Budha pernah berkata, ”Jika seseorang terkena panah, apakah terasa sakit? Jika orang itu terkena panah kedua kalinya, apakah akan terasa lebih sakit?” Apa arti perkataan Budha ini? Budha menjelaskan bahwa dalam hidup kita tidak bisa mengontrol panah yang pertama, tetapi panah kedua adalah bagaimana kita merespons terhadap panah pertama. Bersama panah kedua ini muncul pula berbagai kemungkinan pilihan. Krisis adalah panah pertama. Panah kedua adalah bagaimana kita secara emosi dan psikologis merespons krisis. Respons emosi dan psikologis kitalah yang kadang membuat kita tidak bisa berpikir jernih, membuat sudut pandang kita sempit sehingga tidak bisa melihat solusi yang kita butuhkan.

Cara mengatasi hambatan emosional dan psikologis tersebut adalah dengan mengembangkan ketahanan mental (mental resilience) melalui mindfulness. Mindulness dalam kondisi krisis berarti mengelola pikiran agar dapat meningkatkan kemampuan kita menghadapi “panah pertama” dan menghancurkan “panah kedua” sebelum sempat mengenai diri kita.

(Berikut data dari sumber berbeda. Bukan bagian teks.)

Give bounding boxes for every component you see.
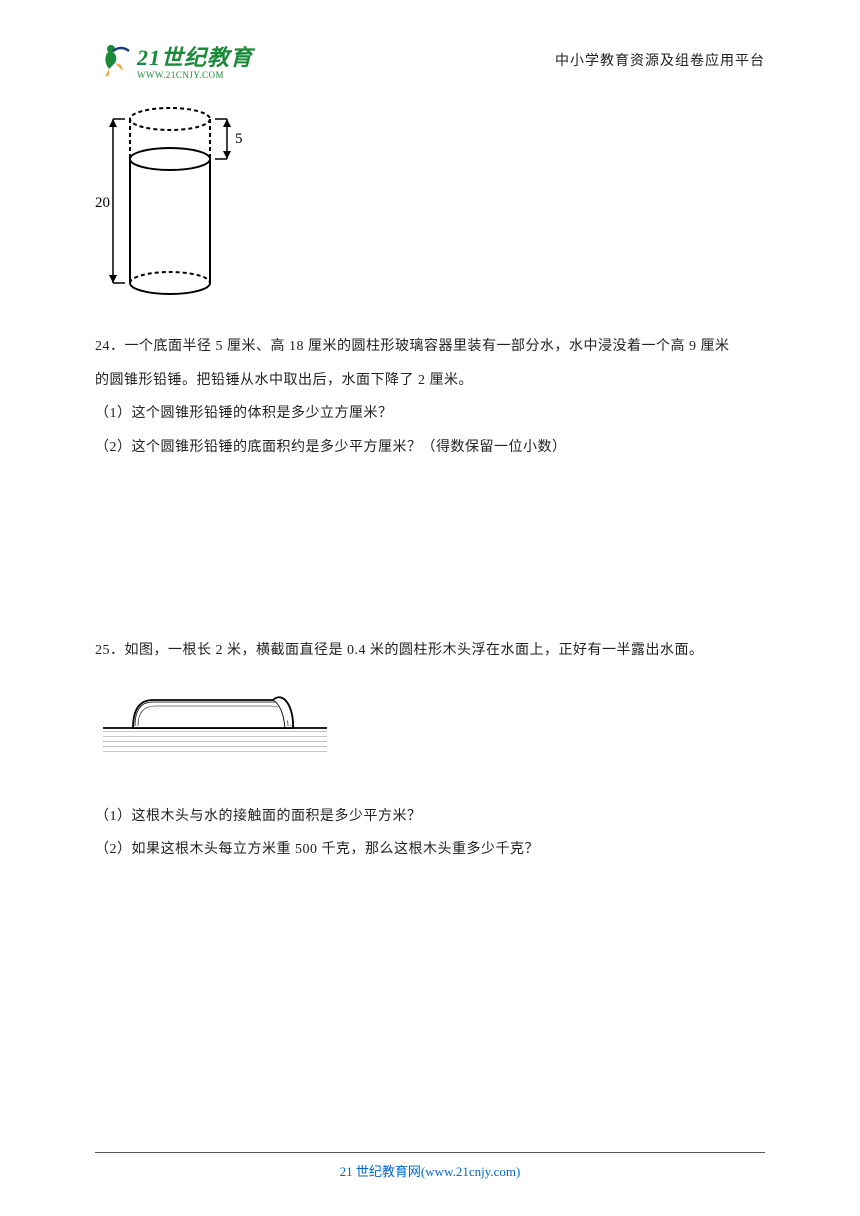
logo-main-text: 21世纪教育 xyxy=(137,45,253,70)
q24-number: 24 xyxy=(95,339,110,354)
q25-stem: ．如图，一根长 2 米，横截面直径是 0.4 米的圆柱形木头浮在水面上，正好有一… xyxy=(110,643,704,658)
dim-20-label: 20 xyxy=(95,195,110,211)
q24-stem2: 的圆锥形铅锤。把铅锤从水中取出后，水面下降了 2 厘米。 xyxy=(95,364,765,398)
q25-part2: （2）如果这根木头每立方米重 500 千克，那么这根木头重多少千克？ xyxy=(95,833,765,867)
logo-block: 21世纪教育 WWW.21CNJY.COM xyxy=(95,40,253,80)
dim-5-label: 5 xyxy=(235,131,243,147)
page-footer: 21 世纪教育网(www.21cnjy.com) xyxy=(95,1152,765,1181)
q25-line1: 25．如图，一根长 2 米，横截面直径是 0.4 米的圆柱形木头浮在水面上，正好… xyxy=(95,634,765,668)
q25-number: 25 xyxy=(95,643,110,658)
cylinder-figure: 20 5 xyxy=(95,105,765,310)
q24-part1: （1）这个圆锥形铅锤的体积是多少立方厘米？ xyxy=(95,397,765,431)
header-right-text: 中小学教育资源及组卷应用平台 xyxy=(555,50,765,70)
page-header: 21世纪教育 WWW.21CNJY.COM 中小学教育资源及组卷应用平台 xyxy=(95,40,765,80)
log-figure xyxy=(95,686,765,780)
q24-part2: （2）这个圆锥形铅锤的底面积约是多少平方厘米？（得数保留一位小数） xyxy=(95,431,765,465)
q25-part1: （1）这根木头与水的接触面的面积是多少平方米？ xyxy=(95,800,765,834)
footer-prefix: 21 世纪教育网( xyxy=(340,1164,426,1179)
question-25: 25．如图，一根长 2 米，横截面直径是 0.4 米的圆柱形木头浮在水面上，正好… xyxy=(95,634,765,866)
q24-stem1: ．一个底面半径 5 厘米、高 18 厘米的圆柱形玻璃容器里装有一部分水，水中浸没… xyxy=(110,339,730,354)
logo-icon xyxy=(95,41,133,79)
q24-line1: 24．一个底面半径 5 厘米、高 18 厘米的圆柱形玻璃容器里装有一部分水，水中… xyxy=(95,330,765,364)
footer-suffix: ) xyxy=(516,1164,520,1179)
footer-url: www.21cnjy.com xyxy=(425,1164,516,1179)
footer-text: 21 世纪教育网(www.21cnjy.com) xyxy=(340,1164,521,1179)
question-24: 24．一个底面半径 5 厘米、高 18 厘米的圆柱形玻璃容器里装有一部分水，水中… xyxy=(95,330,765,464)
logo-url-text: WWW.21CNJY.COM xyxy=(137,70,253,80)
logo-text: 21世纪教育 WWW.21CNJY.COM xyxy=(137,40,253,80)
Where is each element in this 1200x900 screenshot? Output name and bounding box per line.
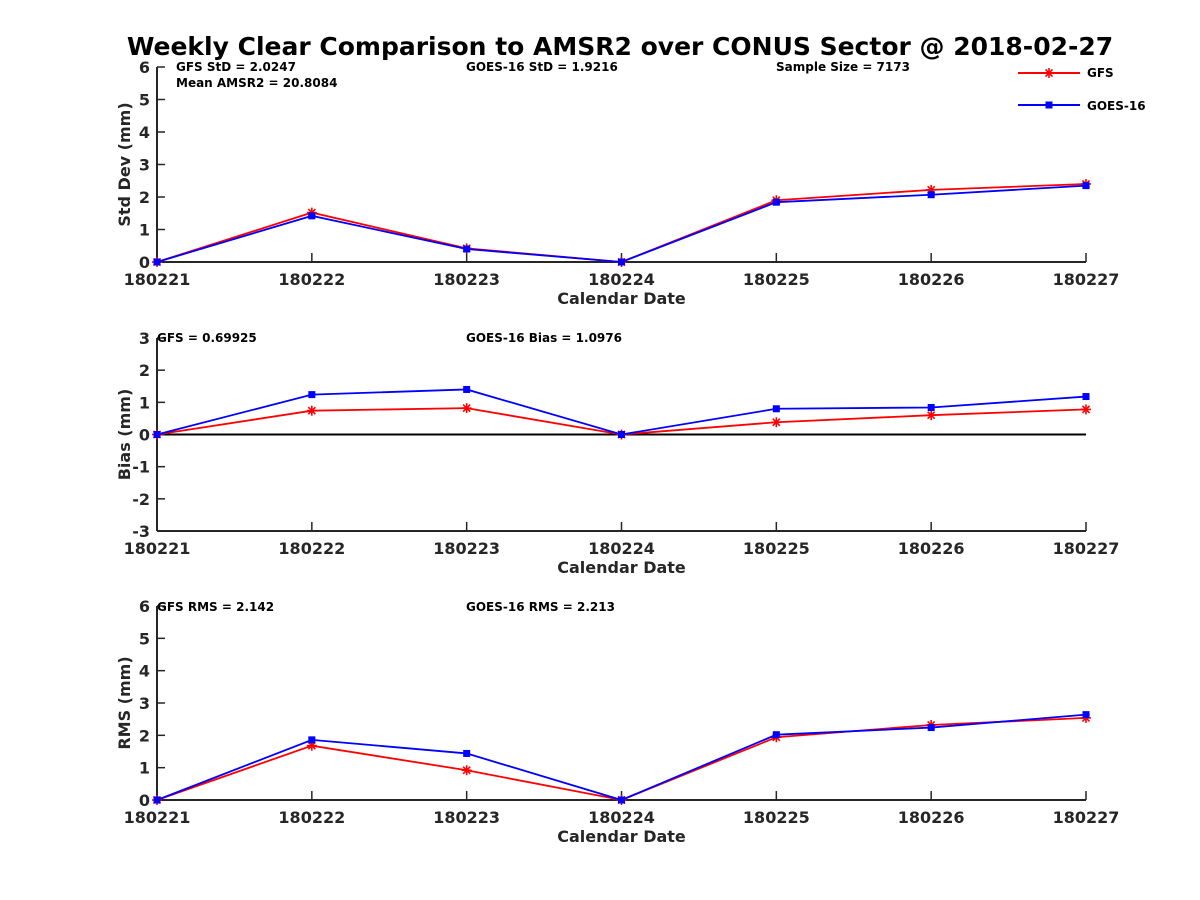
bias-y-tick-label: 0 xyxy=(139,426,150,445)
bias-goes16-point xyxy=(772,405,780,413)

Resilience adalah keahlian mengenali pikiran kita sendiri, melepaskan diri dari cara berpikir destruktif, dan dengan cepat membuat keseimbangan dalam cara kita berpikir. Resilience dapat dilatih dan dikembangkan, berikut adalah tiga caranya:

1. Menenangkan pikiran

Pikiran yang tenang membantu kita mengamati sekitar dengan apa adanya. Kita juga dapat mengamati apa yang terjadi di dalam pikiran kita dan apa yang sedang kita pikirkan. Kita dapat memilih pikiran apa yang ingin kita pertahankan dan pikiran apa yang kita abaikan. Stres dan rasa khawatir juga dapat berkurang jika pikiran kita tenang. Terus berlatih menenangkan pikiran akan dapat menguatkan mental kita. Melatih pikiran untuk tenang dapat dilakukan dengan mengarahkan pikiran kita untuk fokus pada saat ini.

2. Melihat keluar

Keputusasaan dan ketakutan membuat kita panik. Setiap kali merasa panik, cobalah berhenti melakukan apa pun dan mulailah melakukan refleksi. Coba melihat perspektif lain dengan keluar dari “diri” kita, seperti membuka jendela yang mungkin selama ini tertutup.

3. Belas kasih

Dalam kondisi krisis, kita sangat mudah menyalahkan orang lain dan menghindari orang yang tidak kita suka. Belas kasih membuat kita tetap terhubung dengan orang lain. Belas kasih adalah niat memberikan manfaat kepada orang lain, yang dimulai dari pikiran kita. Belas kasih dapat dimulai dengan bertanya: Bagaimana saya dapat membantu orang lain agar harinya lebih menyenangkan?

Krisis bisa saja terjadi dalam hidup kita. Kita tidak perlu panik dan saling menyalahkan. Mulailah mengelola pikiran agar dapat menghadapi panah pertama dan menghancurkan panah kedua sebelum mengenai diri kita.

 

Sumber: "Build Your Resilience in The Face of a Crisis" oleh Rasmus Hougaard, Jacqueline Carter, dan Moses Mohan dalam Harvard Business Review, Maret 2020.